PERMETHRIN BESTS IVERMECTIN FOR SCABIES IN CHILDREN AND ADULTS
March 2026
Scabies is one of the most common parasitic skin conditions seen in primary care and dermatology. Global estimates place the population burden in the hundreds of millions at any given time, and reported incidence has been rising in several high-income settings. Infestation is caused by the mite Sarcoptes scabiei var. hominis. Transmission occurs mainly through prolonged direct skin-to-skin contact; spread via fomites (clothing, bedding) is possible but less common than person-to-person contact. Household members and sexual partners are at high risk because asymptomatic carriers can transmit mites for weeks before typical pruritus and burrows appear. That pattern makes simultaneous treatment of close contacts central to successful management.

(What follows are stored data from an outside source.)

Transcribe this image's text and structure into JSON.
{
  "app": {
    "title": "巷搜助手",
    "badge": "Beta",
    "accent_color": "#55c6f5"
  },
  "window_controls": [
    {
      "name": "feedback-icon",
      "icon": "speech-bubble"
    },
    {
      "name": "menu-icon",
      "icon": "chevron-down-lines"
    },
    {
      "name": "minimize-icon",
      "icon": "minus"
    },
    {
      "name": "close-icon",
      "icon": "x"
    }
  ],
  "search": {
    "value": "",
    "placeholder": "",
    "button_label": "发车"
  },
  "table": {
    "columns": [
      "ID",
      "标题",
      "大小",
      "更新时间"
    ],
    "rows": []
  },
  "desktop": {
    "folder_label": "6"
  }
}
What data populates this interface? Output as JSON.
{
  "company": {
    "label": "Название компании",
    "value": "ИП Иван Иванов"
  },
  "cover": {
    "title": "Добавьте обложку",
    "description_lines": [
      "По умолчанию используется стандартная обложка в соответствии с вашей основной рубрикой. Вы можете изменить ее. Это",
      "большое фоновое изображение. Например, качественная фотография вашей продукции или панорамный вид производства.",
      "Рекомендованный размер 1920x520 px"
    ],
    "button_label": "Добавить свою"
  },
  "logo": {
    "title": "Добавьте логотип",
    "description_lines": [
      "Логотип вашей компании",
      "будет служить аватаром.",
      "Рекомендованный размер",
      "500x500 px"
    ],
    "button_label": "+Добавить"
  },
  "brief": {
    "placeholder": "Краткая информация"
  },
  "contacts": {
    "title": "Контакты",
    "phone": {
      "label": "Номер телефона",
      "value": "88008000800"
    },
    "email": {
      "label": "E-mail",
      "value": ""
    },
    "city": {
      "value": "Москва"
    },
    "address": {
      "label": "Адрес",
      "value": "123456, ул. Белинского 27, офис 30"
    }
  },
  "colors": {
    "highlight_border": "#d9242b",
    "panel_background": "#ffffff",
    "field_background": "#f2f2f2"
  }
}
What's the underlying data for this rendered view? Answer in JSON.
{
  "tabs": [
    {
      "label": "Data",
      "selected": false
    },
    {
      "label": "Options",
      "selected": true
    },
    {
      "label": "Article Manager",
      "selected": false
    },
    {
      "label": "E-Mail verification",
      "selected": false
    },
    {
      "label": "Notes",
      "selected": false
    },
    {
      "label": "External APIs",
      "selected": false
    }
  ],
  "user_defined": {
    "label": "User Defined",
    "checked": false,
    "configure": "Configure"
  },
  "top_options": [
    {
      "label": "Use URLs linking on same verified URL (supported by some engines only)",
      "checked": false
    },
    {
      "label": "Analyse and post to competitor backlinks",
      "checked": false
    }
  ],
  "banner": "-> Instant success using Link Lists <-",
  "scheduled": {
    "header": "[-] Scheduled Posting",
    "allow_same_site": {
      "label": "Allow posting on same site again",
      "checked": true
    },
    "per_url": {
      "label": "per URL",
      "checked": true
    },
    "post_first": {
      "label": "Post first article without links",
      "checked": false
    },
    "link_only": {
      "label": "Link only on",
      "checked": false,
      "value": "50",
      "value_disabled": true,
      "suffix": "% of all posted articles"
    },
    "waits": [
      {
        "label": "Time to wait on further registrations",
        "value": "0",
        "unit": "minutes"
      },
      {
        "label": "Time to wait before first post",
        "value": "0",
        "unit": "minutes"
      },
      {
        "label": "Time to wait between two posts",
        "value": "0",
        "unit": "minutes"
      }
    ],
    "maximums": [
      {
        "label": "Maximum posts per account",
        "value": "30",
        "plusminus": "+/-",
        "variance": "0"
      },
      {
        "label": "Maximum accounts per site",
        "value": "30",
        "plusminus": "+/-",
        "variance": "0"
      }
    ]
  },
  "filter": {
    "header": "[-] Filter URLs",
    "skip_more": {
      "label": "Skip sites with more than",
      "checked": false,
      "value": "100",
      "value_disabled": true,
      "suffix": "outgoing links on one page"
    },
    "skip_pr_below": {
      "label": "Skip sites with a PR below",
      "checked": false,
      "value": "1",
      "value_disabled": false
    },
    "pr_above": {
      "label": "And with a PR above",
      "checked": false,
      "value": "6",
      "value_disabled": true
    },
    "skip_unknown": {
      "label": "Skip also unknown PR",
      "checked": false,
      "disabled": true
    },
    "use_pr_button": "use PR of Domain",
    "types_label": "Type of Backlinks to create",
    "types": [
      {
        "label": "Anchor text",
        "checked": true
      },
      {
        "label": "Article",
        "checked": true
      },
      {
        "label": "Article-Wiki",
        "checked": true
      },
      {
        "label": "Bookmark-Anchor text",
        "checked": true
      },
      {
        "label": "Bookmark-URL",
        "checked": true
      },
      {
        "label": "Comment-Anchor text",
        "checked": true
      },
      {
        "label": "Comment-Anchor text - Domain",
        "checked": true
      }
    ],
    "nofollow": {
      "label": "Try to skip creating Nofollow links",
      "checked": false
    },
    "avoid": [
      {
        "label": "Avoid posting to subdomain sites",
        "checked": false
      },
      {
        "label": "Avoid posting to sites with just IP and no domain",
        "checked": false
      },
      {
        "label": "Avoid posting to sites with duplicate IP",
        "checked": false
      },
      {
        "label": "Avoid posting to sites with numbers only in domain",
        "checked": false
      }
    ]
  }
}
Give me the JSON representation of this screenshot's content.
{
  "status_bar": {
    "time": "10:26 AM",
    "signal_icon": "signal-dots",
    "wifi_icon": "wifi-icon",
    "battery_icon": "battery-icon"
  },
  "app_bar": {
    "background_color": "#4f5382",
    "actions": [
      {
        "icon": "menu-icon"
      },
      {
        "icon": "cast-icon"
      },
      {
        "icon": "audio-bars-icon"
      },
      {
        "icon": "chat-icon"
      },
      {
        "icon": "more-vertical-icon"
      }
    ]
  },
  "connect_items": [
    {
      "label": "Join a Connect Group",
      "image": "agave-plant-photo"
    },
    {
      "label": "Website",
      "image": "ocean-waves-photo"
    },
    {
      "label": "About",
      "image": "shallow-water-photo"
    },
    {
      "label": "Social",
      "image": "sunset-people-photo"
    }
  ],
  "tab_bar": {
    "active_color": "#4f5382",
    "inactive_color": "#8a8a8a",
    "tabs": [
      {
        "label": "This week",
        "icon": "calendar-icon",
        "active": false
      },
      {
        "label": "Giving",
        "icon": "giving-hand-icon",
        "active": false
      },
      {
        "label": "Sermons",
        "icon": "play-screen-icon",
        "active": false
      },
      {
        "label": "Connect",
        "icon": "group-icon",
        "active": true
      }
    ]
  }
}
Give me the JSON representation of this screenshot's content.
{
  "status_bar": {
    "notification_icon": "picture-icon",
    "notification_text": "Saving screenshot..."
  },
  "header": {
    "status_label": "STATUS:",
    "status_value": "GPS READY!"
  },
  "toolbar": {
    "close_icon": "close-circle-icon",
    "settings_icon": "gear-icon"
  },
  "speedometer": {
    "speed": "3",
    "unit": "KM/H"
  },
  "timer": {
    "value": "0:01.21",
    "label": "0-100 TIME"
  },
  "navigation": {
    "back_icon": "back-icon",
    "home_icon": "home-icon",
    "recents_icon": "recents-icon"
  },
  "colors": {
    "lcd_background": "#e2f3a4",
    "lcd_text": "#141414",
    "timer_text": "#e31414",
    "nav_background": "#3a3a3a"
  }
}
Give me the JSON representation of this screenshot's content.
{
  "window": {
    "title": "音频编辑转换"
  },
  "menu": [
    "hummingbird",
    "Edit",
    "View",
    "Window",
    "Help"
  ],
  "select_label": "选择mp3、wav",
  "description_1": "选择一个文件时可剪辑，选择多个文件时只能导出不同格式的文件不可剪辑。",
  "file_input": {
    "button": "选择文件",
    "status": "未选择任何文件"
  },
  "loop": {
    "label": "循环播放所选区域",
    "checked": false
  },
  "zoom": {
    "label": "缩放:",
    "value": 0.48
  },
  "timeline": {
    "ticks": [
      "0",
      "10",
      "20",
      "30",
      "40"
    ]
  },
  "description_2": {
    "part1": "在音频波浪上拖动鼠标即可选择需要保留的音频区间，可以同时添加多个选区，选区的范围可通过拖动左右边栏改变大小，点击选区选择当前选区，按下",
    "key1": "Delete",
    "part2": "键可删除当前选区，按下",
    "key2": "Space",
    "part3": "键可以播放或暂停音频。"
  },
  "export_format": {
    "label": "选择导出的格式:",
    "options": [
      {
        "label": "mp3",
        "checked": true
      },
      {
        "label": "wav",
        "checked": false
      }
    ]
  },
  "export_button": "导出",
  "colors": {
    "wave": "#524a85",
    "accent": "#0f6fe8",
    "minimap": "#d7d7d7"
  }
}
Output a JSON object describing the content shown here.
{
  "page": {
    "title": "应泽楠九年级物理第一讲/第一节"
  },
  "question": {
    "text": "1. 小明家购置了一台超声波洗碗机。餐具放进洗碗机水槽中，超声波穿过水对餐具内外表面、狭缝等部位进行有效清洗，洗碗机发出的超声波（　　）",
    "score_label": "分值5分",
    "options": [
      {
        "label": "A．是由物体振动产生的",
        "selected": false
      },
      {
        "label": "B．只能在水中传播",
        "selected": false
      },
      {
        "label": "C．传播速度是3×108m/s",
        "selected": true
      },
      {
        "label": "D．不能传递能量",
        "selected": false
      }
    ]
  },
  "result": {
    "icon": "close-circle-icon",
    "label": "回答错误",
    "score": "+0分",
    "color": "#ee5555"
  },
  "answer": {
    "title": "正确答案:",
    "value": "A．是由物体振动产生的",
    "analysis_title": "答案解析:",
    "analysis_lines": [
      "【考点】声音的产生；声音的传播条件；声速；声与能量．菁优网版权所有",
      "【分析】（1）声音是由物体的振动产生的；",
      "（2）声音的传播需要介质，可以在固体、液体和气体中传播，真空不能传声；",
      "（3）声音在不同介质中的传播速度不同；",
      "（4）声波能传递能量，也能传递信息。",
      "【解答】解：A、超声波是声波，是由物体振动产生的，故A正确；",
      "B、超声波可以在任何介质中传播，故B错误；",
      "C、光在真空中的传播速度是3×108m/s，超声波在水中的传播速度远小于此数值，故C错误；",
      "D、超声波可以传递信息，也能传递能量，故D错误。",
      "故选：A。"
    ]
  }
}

To compare two standard therapies head-to-head at the household level, investigators conducted the SCRATCH (Scabies Randomized Trial in Children and Adults), a multicentre, assessor-blinded, cluster-randomized trial in France. Index cases were children or adults with classic scabies confirmed by dermoscopy; each index case and household members represented a cluster, and they received the same assigned regimen (except children weighing <15 kg, who received topical 5% permethrin per protocol). Clusters were randomized 1:1 to oral ivermectin 200 mcg/kg with food on days 0 and 10 or 5% permethrin cream applied head-to-toe on days 0 and 10 (cream left on overnight). The primary outcome was cluster-level clinical cure on day 28, defined as all cluster members being free of scabies signs and symptoms. The main analysis included 507 participants in 142 ivermectin clusters and 568 participants in 147 permethrin clusters. Cluster cure rates were 71.8% with ivermectin versus 88.5% with permethrin (difference −16.7 percentage points; 95% CI −26.3 to −7.1). A secondary analysis evaluating outcomes at the individual level also favoured permethrin (94.2% versus 85.3%).
This study supports recommendations to use permethrin as first-line treatment for scabies when the skin can tolerate full-body topical application and adherence is feasible. Ivermectin may be appropriate as a second-line treatment when permethrin is impractical (e.g., institutional outbreaks, severe barriers to bathing or cream application, or settings where coordinated whole-body topical therapy cannot be achieved). Resistance and local epidemiology may alter choices in some regions.